Le saint lui-même appartient à une tradition iconographique peu commune. Selon le Musée de la Culture Byzantine, Govdelaas était considéré comme le fils du roi perse Shapur II, qui régna de 310 à 379 et fut mis à mort après sa conversion au christianisme. Tzanes représente donc un prince perse à travers le langage visuel d'un martyr militaire chrétien. Surmontant un costume déjà richement orné de bijoux et d'or, la couronne de plumes est particulièrement significative pour l'ensemble de l'image, conférant au personnage un caractère résolument courtois tout en préservant les attributs reconnaissables du martyr et du guerrier.
L'histoire de la commande rend ce panneau d'autant plus exceptionnel.
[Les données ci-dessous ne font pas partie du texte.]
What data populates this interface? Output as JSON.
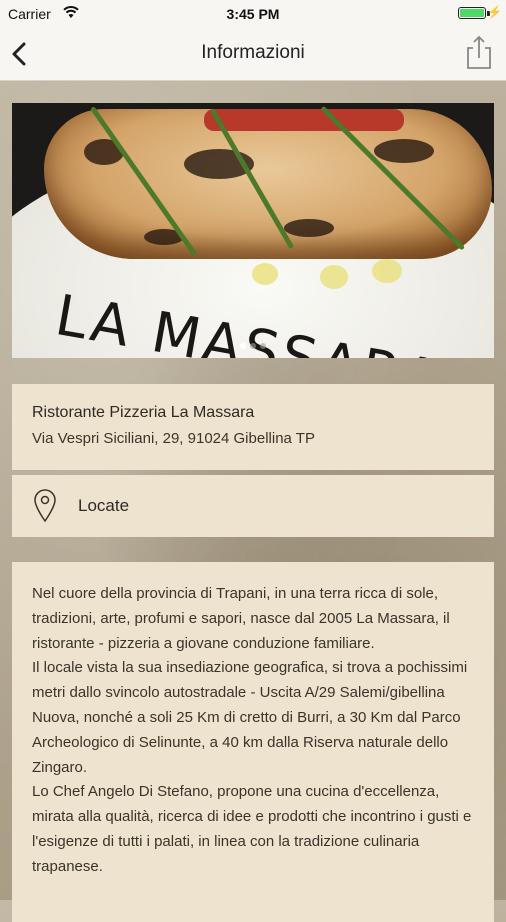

Sa création fut liée à la guérison de Frangias, frère du peintre. Emmanuel Tzanes , hiéromoine, peintre et auteur de textes et hymnes ecclésiastiques, publia par la suite à Venise, en 1661, un office liturgique en l'honneur de Govdelaas, dont l'illustration correspondait étroitement à l'image peinte. Le musée indique également que cette icône portative servit de prototype pour des icônes, des peintures murales et des gravures ultérieures, conférant ainsi à un saint relativement rare une identité visuelle stable et reproductible.
Tzanes, originaire de Réthymnon en Crète, compte parmi les représentants majeurs de la tradition artistique communément appelée école italo-crétoise. Dans l'icône de saint Govdelaas, ce contexte culturel transparaît à travers la peinture elle-même : ornementation brillante, anatomie finement détaillée, costume élaboré, modelé précis de la chair et conservation remarquable de l'image dévotionnelle sur fond d'or. Le corps du saint demeure formellement contenu, tandis que presque chaque surface environnante – auréole, couronne, manteau, armure, ceinture, bijoux – est animée par des lignes et des motifs ; même le champ doré, plus sobre, conserve les marques et les irrégularités de la matière témoignant de la longue histoire du panneau.
Grâce à un don de la Société des Amis du Musée, en collaboration avec les familles d'A., P. et E. Giannoukos et de K. Kalfagian, l'œuvre a rejoint les collections du Musée de la Culture Byzantine. D'une épaisseur de seulement deux centimètres, le panneau de bois renferme un univers pictural d'une extraordinaire densité, son sujet rare étant immortalisé par le traitement méticuleux des couleurs, de l'or, des costumes et des traits du visage par Tzanes.